En feuilletant nos archives, nous retrouvons des documents que nous ne pouvons nous décider à publier comme textes littéraires : le sujet en est franchement mauvais. Il s'agit, en l'occurence, de la mauvaise aventure de Far-West suggérée, en général, par le pire cinéma américain et les illustrés pour enfants.

 

En voici un échantillon, qui est un passage pris dans une nouvelle intitulée : « Les aventures prodigieuses des trois inséparables ».

 

L'auteur est un jeune élève de 14 ans qui, comme vous vous en rendrez compte, a le sens du drame et de l'action :

 

La caverne était vaste et sombre... Ils entrèrent dans une salle obscure et jetèrent brutalement leurs prisonniers sur le sol...

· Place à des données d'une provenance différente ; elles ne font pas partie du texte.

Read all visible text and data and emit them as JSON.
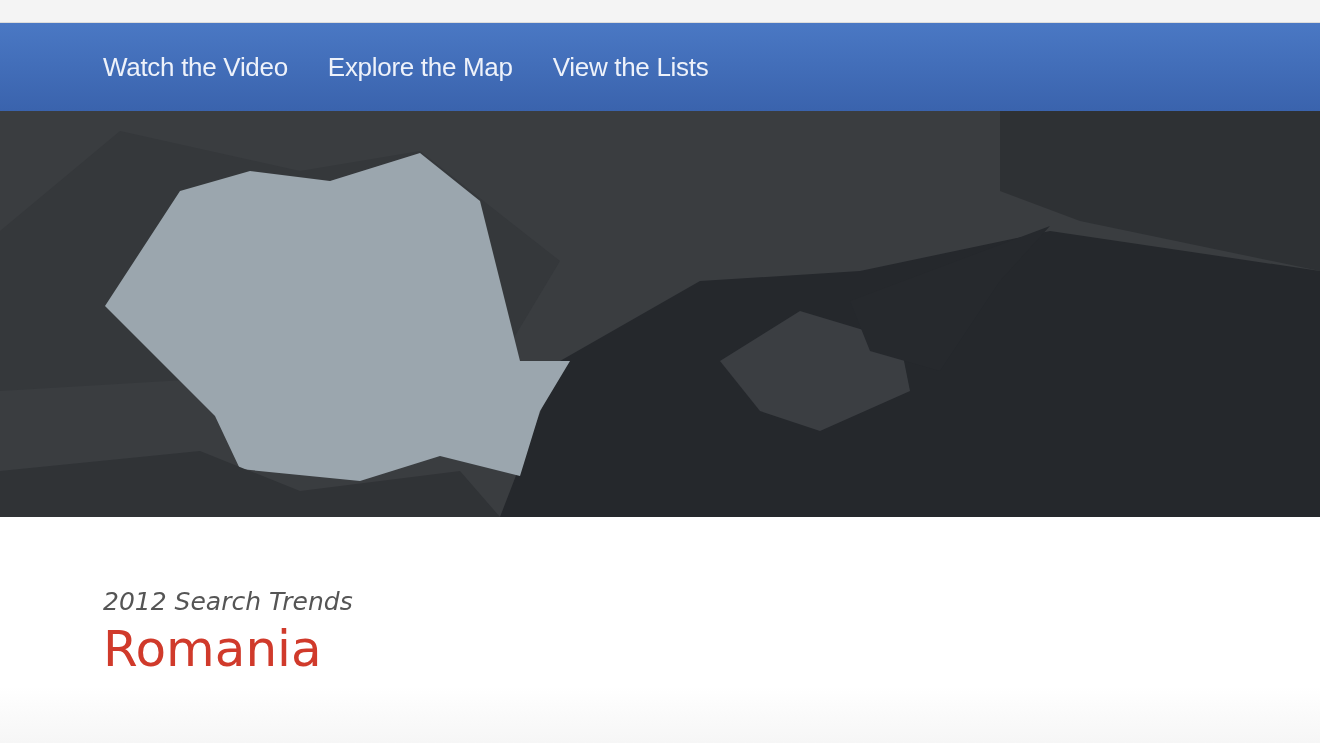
{
  "nav": {
    "links": [
      {
        "label": "Watch the Video"
      },
      {
        "label": "Explore the Map"
      },
      {
        "label": "View the Lists"
      }
    ]
  },
  "heading": {
    "subtitle": "2012 Search Trends",
    "title": "Romania"
  }
}
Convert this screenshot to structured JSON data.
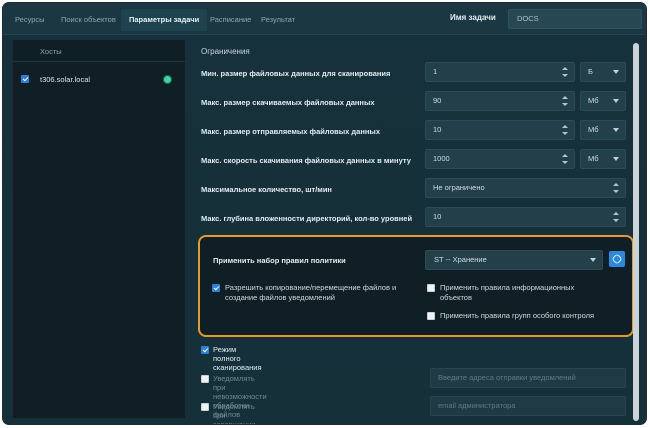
{
  "tabs": [
    {
      "label": "Ресурсы"
    },
    {
      "label": "Поиск объектов"
    },
    {
      "label": "Параметры задачи"
    },
    {
      "label": "Расписание"
    },
    {
      "label": "Результат"
    }
  ],
  "task": {
    "name_label": "Имя задачи",
    "name_value": "DOCS"
  },
  "hosts": {
    "title": "Хосты",
    "items": [
      {
        "name": "t306.solar.local",
        "checked": true,
        "status_color": "#3ad7a2"
      }
    ]
  },
  "restrictions": {
    "title": "Ограничения",
    "rows": [
      {
        "label": "Мин. размер файловых данных для сканирования",
        "value": "1",
        "unit": "Б"
      },
      {
        "label": "Макс. размер скачиваемых файловых данных",
        "value": "90",
        "unit": "Мб"
      },
      {
        "label": "Макс. размер отправляемых файловых данных",
        "value": "10",
        "unit": "Мб"
      },
      {
        "label": "Макс. скорость скачивания файловых данных в минуту",
        "value": "1000",
        "unit": "Мб"
      },
      {
        "label": "Максимальное количество, шт/мин",
        "value": "Не ограничено"
      },
      {
        "label": "Макс. глубина вложенности директорий, кол-во уровней",
        "value": "10"
      }
    ]
  },
  "policy": {
    "label": "Применить набор правил политики",
    "selected": "ST -- Хранение",
    "allow_copy": {
      "text_line1": "Разрешить копирование/перемещение файлов и",
      "text_line2": "создание файлов уведомлений",
      "checked": true
    },
    "apply_info_rules": {
      "text_line1": "Применить правила информационных",
      "text_line2": "объектов",
      "checked": false
    },
    "apply_group_rules": {
      "text": "Применить правила групп особого контроля",
      "checked": false
    }
  },
  "full_scan": {
    "label": "Режим полного сканирования",
    "checked": true
  },
  "notify_fail": {
    "label": "Уведомлять при невозможности обработки файлов",
    "placeholder": "Введите адреса отправки уведомлений",
    "checked": false
  },
  "notify_errors": {
    "label": "Уведомлять при завершении задачи с ошибками",
    "placeholder": "email администратора",
    "checked": false
  },
  "colors": {
    "accent": "#2d7fd9",
    "highlight": "#e79a2a",
    "status_ok": "#3ad7a2"
  }
}
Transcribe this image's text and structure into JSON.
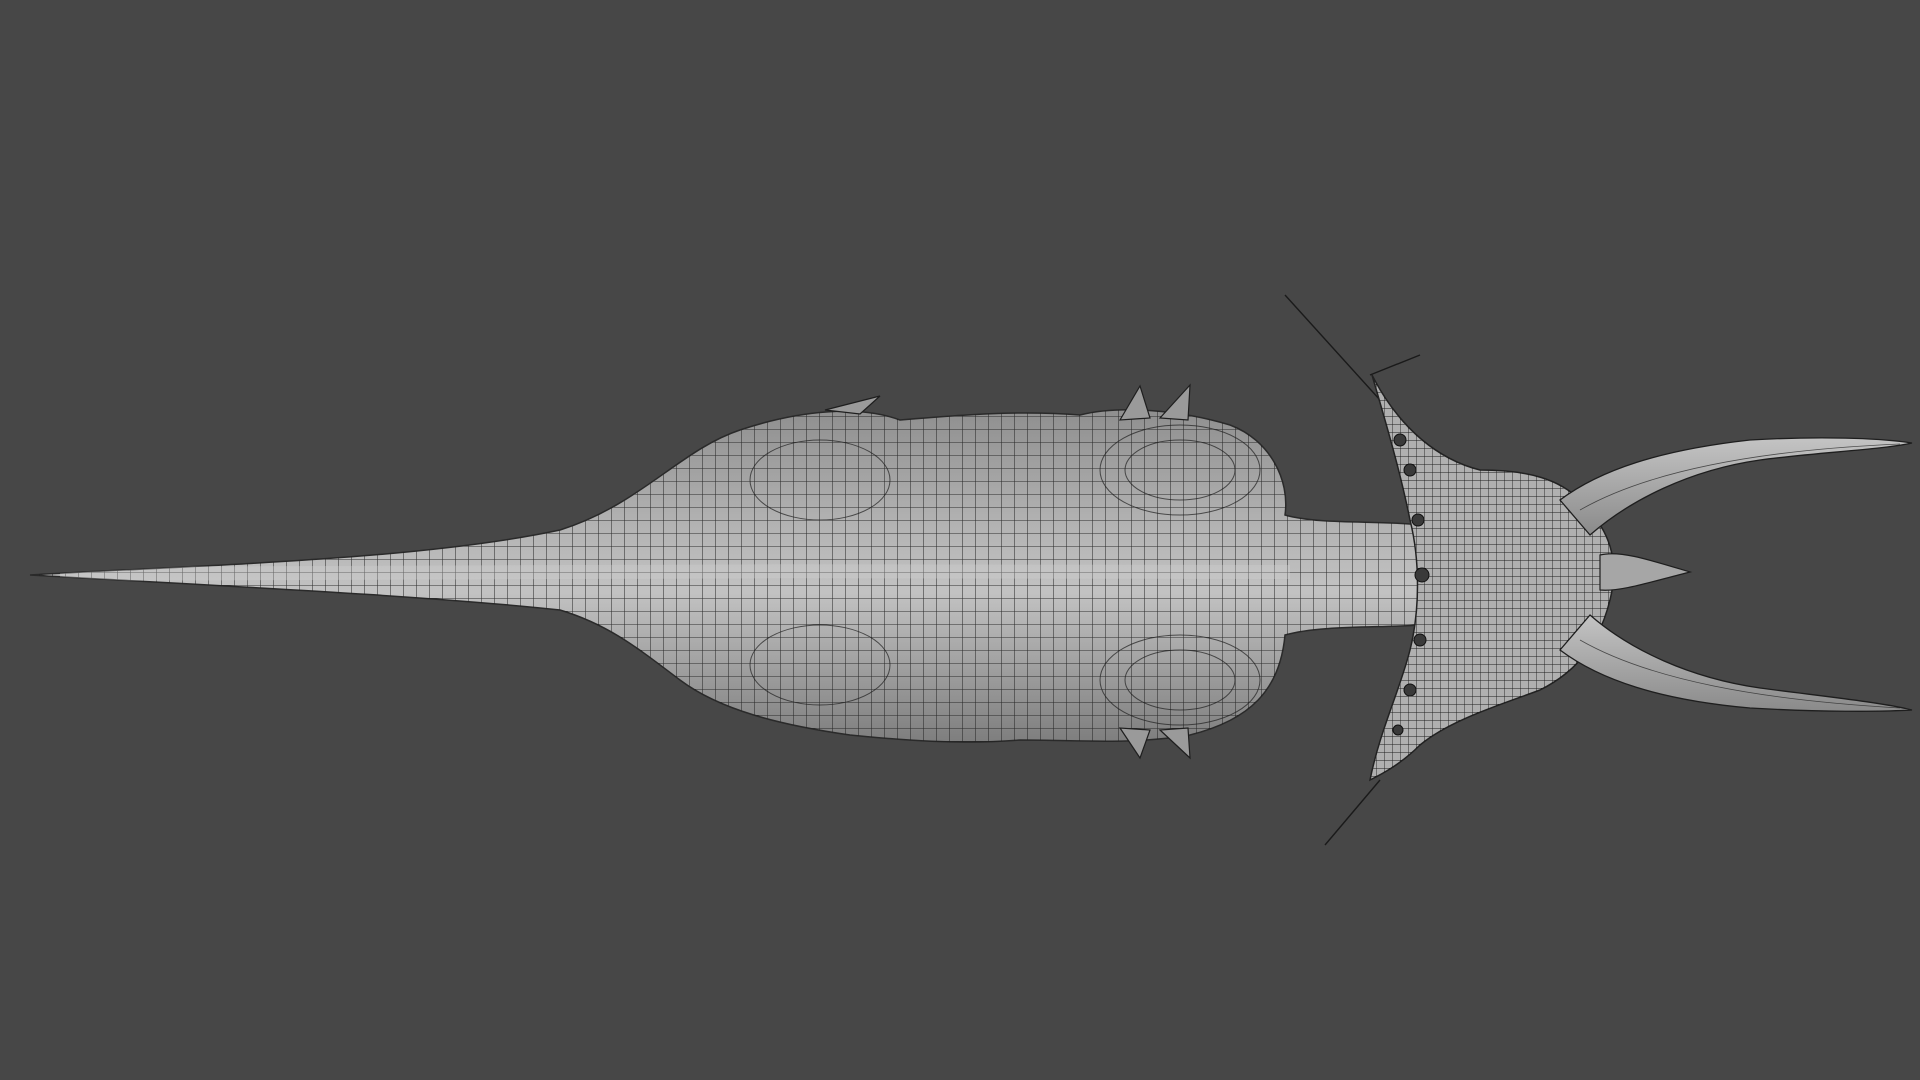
{
  "viewport": {
    "background_color": "#474747",
    "mesh_fill_color": "#a9a9a9",
    "wire_color": "#1e1e1e",
    "label": ""
  },
  "model": {
    "parts": [
      "tail",
      "body",
      "dorsal-spikes",
      "neck",
      "head-frill",
      "horns",
      "snout-spike",
      "whiskers"
    ]
  }
}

Glocos s'approcha et leur demanda le nombre de gauchos occupant l'hacienda et la quantité de munitions qu'elle contenait.

Ils refusèrent de répondre à ces questions.

Glocos appela un nègre :

- Semba ! je te charge de torturer ces deux fripouilles sous mes yeux.

Le nègre prit une mince barre de fer, la fit chauffer au rouge et la retira avec une pince...

Glocos reposa ses deux questions.

Les mulâtres refusèrent de répondre. Alors, vlan !

- Semba ! A l'œuvre !

Huit hommes s'approchèrent quatre pour tenir chaque prisonnier, un à chaque jambe et un à chaque bras. Semba s'approcha d'un mulâtre et lui brûla les ongles. Le gaucho ne poussa aucune plainte.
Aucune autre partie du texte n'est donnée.